Fahmi Ahmed El Hag, conseiller du président de la République, publie dans La Nation une tribune sur les relations djibouto-saoudiennes que nous reproduisons ci-desous [1].
Une délégation saoudienne de haut niveau du Fonds saoudien pour le développement, conduite par son président exécutif, Sultan Ben Abdurahman Al Murshed, a séjourné à Djibouti du 15 au 17 février en vue d’examiner avec les autorités djiboutiennes l’avancement des projets en cours d’exécution qu’il finance et d’identifier les nouveaux projets pour lesquels le bailleur a marqué son intérêt à apporter son concours financier. Cette visite fut également l’occasion pour le président exécutif du Fonds ainsi que sa délégation de prendre part à la célébration de deux projets économiquement prioritaires.
Le premier concerne la pose de la première pierre de la route de Galafi, une infrastructure routière cruciale qui constitue le principal axe de transport routier entre Djibouti et l’Éthiopie par lequel transite une part importante de l’import-export éthiopien.
Le projet de réhabilitation de la route de Galafi a été mis en œuvre à la suite du constat alarmant de l’état de dégradation croissante de cette infrastructure, sur un tronçon de plus de 60 kilomètres, provoqué par les pluies diluviennes qui ont durement frappé la région, entraînant un ralentissement significatif du trafic, les camions et semi-remorques éthiopiens ayant été provisoirement détournés sur des pistes qui ont naturellement allongé leur temps de trajet. C’est dans ce contexte d’urgence que l’Arabie saoudite a répondu favorablement à la requête du gouvernement de Djibouti en lui octroyant un financement de 120 millions de dollars U.S destiné au travaux de réhabilitation de ce tronçon routier afin de fluidifier la circulation des camions et semi-remorques éthiopiens et assurer ainsi l’acheminement d’une quantité en progression croissante de marchandises vers l’Éthiopie, qui représente un hinterland naturel couvrant un marché de plus de 100 millions de consommateurs et constitue à ce titre un partenaire commercial de premier plan. Ce financement de 120 millions de dollars est assorti de conditions financières souples avec un taux d’intérêt de 1 % et une période de remboursement de trente ans, dont un délai de grâce de dix ans, de nature à soulager notre capacité de remboursement.
Enfin, la réalisation de ce corridor stratégique pour le flux des marchandises vers l’Éthiopie relève du secteur tertiaire qui constitue le socle de notre économie et s’inscrit dans le cadre de la politique du gouvernement visant à promouvoir des secteurs d’investissements clés à dimension régionale, aptes à positionner notre pays comme une plate forme multimodale compétitive au service du commerce régional.
Le deuxième projet porte sur l’inauguration de l’infrastructure hydraulique de Bissidirou, dans la région d’Obock qui permettra d’approvisionner les populations de la région d’Obock et de ses localités environnantes en eau potable, condition vitale au bien-être des populations, et contribuera ainsi à créer les conditions nécessaires pour rompre leur isolement économique et social.
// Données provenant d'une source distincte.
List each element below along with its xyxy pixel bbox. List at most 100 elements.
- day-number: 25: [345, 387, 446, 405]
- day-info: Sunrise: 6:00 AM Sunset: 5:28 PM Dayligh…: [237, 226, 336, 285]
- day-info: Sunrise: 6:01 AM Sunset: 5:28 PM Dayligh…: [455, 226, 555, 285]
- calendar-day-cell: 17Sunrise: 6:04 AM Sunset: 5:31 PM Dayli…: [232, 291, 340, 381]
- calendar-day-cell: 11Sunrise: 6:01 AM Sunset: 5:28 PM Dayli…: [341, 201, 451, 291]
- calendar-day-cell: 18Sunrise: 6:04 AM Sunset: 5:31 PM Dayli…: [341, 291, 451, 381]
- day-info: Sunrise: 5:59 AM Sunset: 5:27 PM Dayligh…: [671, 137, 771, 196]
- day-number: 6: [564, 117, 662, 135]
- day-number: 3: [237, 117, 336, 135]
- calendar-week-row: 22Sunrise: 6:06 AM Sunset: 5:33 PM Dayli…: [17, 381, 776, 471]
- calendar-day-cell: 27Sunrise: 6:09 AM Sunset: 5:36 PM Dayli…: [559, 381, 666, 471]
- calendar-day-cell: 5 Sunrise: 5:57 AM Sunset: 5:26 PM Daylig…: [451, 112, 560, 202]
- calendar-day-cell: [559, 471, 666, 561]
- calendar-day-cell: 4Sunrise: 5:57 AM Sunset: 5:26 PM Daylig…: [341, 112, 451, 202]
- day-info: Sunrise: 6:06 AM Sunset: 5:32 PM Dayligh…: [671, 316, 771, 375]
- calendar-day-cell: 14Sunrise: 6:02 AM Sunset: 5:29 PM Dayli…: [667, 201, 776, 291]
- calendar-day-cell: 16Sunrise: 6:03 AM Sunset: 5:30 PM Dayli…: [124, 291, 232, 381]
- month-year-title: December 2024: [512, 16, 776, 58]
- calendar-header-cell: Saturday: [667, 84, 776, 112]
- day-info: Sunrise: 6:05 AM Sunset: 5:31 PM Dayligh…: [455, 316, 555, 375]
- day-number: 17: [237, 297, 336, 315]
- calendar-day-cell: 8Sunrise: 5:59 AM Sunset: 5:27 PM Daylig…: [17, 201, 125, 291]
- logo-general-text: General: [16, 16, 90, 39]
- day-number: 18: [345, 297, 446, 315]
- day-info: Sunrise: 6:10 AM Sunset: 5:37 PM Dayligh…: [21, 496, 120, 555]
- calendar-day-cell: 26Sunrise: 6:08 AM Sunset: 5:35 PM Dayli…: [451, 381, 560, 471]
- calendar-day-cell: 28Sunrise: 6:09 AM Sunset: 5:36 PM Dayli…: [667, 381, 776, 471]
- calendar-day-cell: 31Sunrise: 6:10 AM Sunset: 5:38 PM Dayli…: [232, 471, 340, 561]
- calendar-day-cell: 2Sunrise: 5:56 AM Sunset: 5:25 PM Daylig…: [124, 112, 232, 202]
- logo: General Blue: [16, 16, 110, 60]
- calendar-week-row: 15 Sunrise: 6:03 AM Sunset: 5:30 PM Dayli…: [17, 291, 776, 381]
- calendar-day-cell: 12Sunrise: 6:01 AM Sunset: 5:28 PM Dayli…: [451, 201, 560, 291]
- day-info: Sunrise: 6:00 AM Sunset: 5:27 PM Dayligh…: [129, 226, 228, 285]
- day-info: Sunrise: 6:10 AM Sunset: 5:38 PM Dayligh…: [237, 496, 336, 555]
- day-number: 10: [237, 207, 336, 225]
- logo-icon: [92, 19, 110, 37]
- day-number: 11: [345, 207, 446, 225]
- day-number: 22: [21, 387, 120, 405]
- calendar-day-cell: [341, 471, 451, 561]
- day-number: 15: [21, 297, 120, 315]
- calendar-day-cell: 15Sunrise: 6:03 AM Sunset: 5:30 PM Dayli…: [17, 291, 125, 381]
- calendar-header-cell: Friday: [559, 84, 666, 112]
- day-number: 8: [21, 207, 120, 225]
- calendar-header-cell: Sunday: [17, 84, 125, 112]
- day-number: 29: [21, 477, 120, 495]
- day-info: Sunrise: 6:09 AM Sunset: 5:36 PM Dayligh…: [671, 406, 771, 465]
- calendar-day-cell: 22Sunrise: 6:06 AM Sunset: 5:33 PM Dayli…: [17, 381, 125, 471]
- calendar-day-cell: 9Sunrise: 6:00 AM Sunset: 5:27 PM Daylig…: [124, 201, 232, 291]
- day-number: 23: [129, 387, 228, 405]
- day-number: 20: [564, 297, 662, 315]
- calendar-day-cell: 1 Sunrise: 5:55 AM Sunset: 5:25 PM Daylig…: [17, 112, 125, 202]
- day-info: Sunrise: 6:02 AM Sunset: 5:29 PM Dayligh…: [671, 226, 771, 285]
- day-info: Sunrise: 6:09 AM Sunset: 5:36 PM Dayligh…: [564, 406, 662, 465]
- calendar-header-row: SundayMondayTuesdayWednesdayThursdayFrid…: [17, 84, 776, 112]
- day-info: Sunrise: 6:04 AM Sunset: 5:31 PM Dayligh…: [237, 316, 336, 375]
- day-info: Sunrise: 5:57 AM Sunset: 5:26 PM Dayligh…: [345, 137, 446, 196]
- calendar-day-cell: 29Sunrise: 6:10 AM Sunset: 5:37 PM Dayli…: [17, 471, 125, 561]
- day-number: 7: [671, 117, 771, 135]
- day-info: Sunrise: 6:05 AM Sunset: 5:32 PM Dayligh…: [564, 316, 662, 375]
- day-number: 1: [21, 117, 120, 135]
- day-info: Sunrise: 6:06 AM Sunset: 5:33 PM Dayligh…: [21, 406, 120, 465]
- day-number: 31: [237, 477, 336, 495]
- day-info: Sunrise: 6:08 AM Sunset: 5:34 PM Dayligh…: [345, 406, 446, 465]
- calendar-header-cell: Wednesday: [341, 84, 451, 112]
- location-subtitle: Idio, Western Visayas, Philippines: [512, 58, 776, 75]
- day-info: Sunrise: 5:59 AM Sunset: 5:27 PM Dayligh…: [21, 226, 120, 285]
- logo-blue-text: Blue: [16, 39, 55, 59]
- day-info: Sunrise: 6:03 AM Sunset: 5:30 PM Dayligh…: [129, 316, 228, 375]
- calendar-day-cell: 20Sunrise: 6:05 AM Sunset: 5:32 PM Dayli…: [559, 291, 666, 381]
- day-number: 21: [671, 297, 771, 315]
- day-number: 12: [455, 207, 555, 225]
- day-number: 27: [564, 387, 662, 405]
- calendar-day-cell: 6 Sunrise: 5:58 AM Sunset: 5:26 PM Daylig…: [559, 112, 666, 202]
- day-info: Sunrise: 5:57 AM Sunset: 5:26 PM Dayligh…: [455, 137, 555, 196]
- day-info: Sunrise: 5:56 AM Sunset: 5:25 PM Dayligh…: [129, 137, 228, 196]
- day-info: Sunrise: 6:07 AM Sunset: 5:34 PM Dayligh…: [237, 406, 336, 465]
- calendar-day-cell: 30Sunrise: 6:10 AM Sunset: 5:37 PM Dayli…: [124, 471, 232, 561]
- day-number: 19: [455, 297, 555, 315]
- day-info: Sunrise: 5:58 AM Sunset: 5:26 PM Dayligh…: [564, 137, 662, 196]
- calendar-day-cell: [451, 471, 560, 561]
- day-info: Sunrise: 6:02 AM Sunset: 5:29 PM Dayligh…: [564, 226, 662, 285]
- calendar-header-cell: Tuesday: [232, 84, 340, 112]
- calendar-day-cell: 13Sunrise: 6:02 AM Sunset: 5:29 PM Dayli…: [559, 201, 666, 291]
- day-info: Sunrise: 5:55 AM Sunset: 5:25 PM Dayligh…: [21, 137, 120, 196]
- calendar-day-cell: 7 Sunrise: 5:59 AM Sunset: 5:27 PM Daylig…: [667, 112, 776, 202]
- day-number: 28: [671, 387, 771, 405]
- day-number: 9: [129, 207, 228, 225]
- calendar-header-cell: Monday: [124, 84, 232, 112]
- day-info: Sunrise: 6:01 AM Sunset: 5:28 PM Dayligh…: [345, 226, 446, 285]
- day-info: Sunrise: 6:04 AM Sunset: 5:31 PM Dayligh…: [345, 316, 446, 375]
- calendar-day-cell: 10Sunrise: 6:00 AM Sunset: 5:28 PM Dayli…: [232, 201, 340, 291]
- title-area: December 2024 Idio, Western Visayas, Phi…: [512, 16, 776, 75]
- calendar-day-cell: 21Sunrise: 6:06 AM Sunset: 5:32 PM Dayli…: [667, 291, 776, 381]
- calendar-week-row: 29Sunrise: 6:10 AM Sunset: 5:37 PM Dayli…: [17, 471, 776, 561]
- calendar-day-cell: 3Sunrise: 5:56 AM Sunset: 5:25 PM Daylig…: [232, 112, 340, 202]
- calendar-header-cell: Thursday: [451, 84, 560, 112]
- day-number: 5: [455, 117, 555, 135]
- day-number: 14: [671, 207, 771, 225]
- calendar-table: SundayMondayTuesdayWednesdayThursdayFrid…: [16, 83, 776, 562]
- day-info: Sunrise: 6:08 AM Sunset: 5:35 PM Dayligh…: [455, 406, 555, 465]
Car le contexte de déficit important en eau potable de la région d’Obock confrontait la population à un manque aigu d’approvisionnement en eau et la privait de la sorte de toute perspective de développement, sachant que le seul moyen d’y accéder auparavant était assuré par la distribution occasionnelle de camions citernes.
C’est pourquoi, ce projet a été au centre des préoccupations du président de la République qui a voulu en faire une priorité nationale dans le cadre de la politique de lutte contre la pauvreté et de l’exclusion sociale inscrite dans sa feuille de route visant à subvenir aux besoins essentiels des groupes sociaux vulnérables des régions de l’intérieur, notamment en eau potable et en l’occurrence des régions du Nord, aux fins d’amélioration de leurs conditions de vie et partant à un développement socio-économique homogène et durable, facilitant leur participation progressive aux fruits de la croissance économique. Là, également, le royaume frère d’Arabie saoudite a répondu positivement à l’appel du président de la République, et compte tenu de la nature du projet a apporté son appui financier sous forme de dons dans le cadre du Programme d’investissement national (PIN).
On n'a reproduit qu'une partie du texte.